Après des efforts considérables, Gilad Erdan a annoncé que son parti « Ha-Ahdut » ne se présenterait pas aux prochaines élections législatives. Il a indiqué que cette décision fait suite à l'échec des tentatives d'alliance avec d'autres formations politiques et à un manque de soutien public suffisant. Il convient de rappeler que, peu avant la clôture des listes de candidats, médaillé olympique Oren Smadja avait annoncé son ralliement au parti.
Oren Smadja : « Je ne voterai pas lors de ces élections »
Sur fond de cet échec électoral, le célèbre sportif est revenu sur les développements de la scène politique, déclarant qu'il n'avait l'intention de soutenir aucun parti. Lors d'un entretien accordé au journaliste Avri Gilad sur les ondes de la radio 103FM, Oren Smadja a déclaré :
« À ce jour, je ne vote pas. Je n'ai pas de personne, de dirigeant ou de figure qui me pousse à voter pour lui. C'est très triste, pour la première fois de toutes mes participations électorales... c'est tout simplement un très grand dilemme. Je suis sûr qu'il y a beaucoup d'autres personnes comme moi. »

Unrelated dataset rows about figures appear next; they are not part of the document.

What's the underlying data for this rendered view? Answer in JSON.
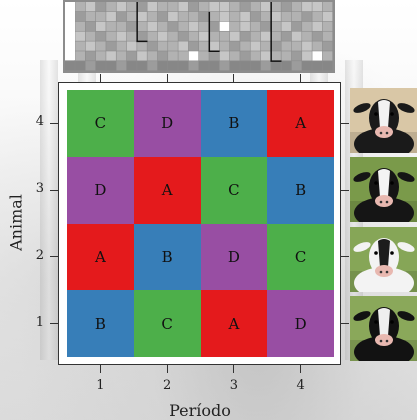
{
  "figure": {
    "xlabel": "Período",
    "ylabel": "Animal",
    "x_ticks": [
      "1",
      "2",
      "3",
      "4"
    ],
    "y_ticks": [
      "1",
      "2",
      "3",
      "4"
    ]
  },
  "latin_square": {
    "rows_top_to_bottom": [
      {
        "animal": "4",
        "cells": [
          "C",
          "D",
          "B",
          "A"
        ]
      },
      {
        "animal": "3",
        "cells": [
          "D",
          "A",
          "C",
          "B"
        ]
      },
      {
        "animal": "2",
        "cells": [
          "A",
          "B",
          "D",
          "C"
        ]
      },
      {
        "animal": "1",
        "cells": [
          "B",
          "C",
          "A",
          "D"
        ]
      }
    ]
  },
  "treatment_colors": {
    "A": "#e41a1c",
    "B": "#377eb8",
    "C": "#4daf4a",
    "D": "#984ea3"
  },
  "heatmap": {
    "palette": [
      "#ffffff",
      "#dcdcdc",
      "#c6c6c6",
      "#b2b2b2",
      "#9c9c9c",
      "#878787"
    ],
    "grid": [
      [
        2,
        3,
        2,
        4,
        3,
        2,
        3,
        4,
        2,
        3,
        3,
        2,
        4,
        3,
        2,
        2,
        3,
        4,
        3,
        2,
        3,
        4,
        3,
        2,
        2,
        3
      ],
      [
        2,
        4,
        3,
        3,
        2,
        4,
        3,
        2,
        3,
        4,
        2,
        3,
        3,
        4,
        3,
        2,
        3,
        2,
        4,
        3,
        2,
        3,
        3,
        4,
        3,
        2
      ],
      [
        2,
        3,
        4,
        2,
        3,
        3,
        4,
        3,
        2,
        3,
        4,
        3,
        2,
        3,
        4,
        0,
        3,
        2,
        3,
        4,
        3,
        2,
        4,
        3,
        2,
        3
      ],
      [
        2,
        2,
        3,
        4,
        3,
        2,
        3,
        4,
        3,
        2,
        3,
        4,
        3,
        2,
        3,
        3,
        2,
        4,
        3,
        2,
        3,
        4,
        2,
        3,
        4,
        3
      ],
      [
        2,
        3,
        2,
        3,
        4,
        3,
        2,
        3,
        4,
        3,
        3,
        2,
        4,
        3,
        2,
        3,
        4,
        3,
        2,
        3,
        4,
        3,
        3,
        2,
        3,
        4
      ],
      [
        1,
        3,
        4,
        3,
        2,
        3,
        4,
        2,
        3,
        4,
        3,
        3,
        0,
        3,
        4,
        2,
        3,
        4,
        3,
        2,
        3,
        3,
        4,
        2,
        0,
        3
      ],
      [
        5,
        5,
        4,
        5,
        5,
        4,
        5,
        5,
        4,
        5,
        5,
        5,
        4,
        5,
        5,
        4,
        5,
        5,
        5,
        4,
        5,
        5,
        4,
        5,
        5,
        5
      ]
    ],
    "icons": [
      "step-divider-icon",
      "step-divider-icon",
      "step-divider-icon"
    ]
  },
  "cow_photos": [
    {
      "animal": "4",
      "icon": "cow-photo-icon",
      "coat": "#1a1a1a",
      "patch": "#f2f2f2",
      "bg": "#d9c7a6"
    },
    {
      "animal": "3",
      "icon": "cow-photo-icon",
      "coat": "#151515",
      "patch": "#f4f4f4",
      "bg": "#7a9a4a"
    },
    {
      "animal": "2",
      "icon": "cow-photo-icon",
      "coat": "#f3f3f3",
      "patch": "#1c1c1c",
      "bg": "#86a657"
    },
    {
      "animal": "1",
      "icon": "cow-photo-icon",
      "coat": "#121212",
      "patch": "#efefef",
      "bg": "#8aa85a"
    }
  ]
}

Il a ajouté qu'il ne resterait pas inactif, espérant que le discours politique évoluerait d'ici au scrutin et que quelqu'un porterait ces préoccupations devant le public, estimant que la trajectoire actuelle ne mène nulle part.
Gilad Erdan officialise le retrait de sa formation
Face à l'absence de soutien populaire significatif, Gilad Erdan a publié un communiqué officiel à l'attention des médias pour justifier l'abandon de la campagne :
« Tout au long de ma vie, j'ai servi le peuple d'Israël et l'État d'Israël. Animé par ce sens du devoir, j'ai fondé il y a quelques semaines le parti 'Ha-Ahdut', car je suis convaincu qu'Israël a besoin d'un gouvernement sioniste large capable de faire voter une véritable loi sur la conscription et de résoudre les différends. Malheureusement, après environ un mois de campagne, la réalité montre que, pour ces élections, une large majorité du public recherche avant tout une décision claire sur l'identité du Premier ministre, et la nécessité d'un gouvernement d'union élargi ne figure pas parmi les priorités des citoyens. »
Gilad Erdan a conclu en soulignant que, malgré les efforts déployés, les sondages ne garantissaient pas de franchir le seuil électoral et que les pourparlers de fusion avec d'autres partis du bloc avaient échoué.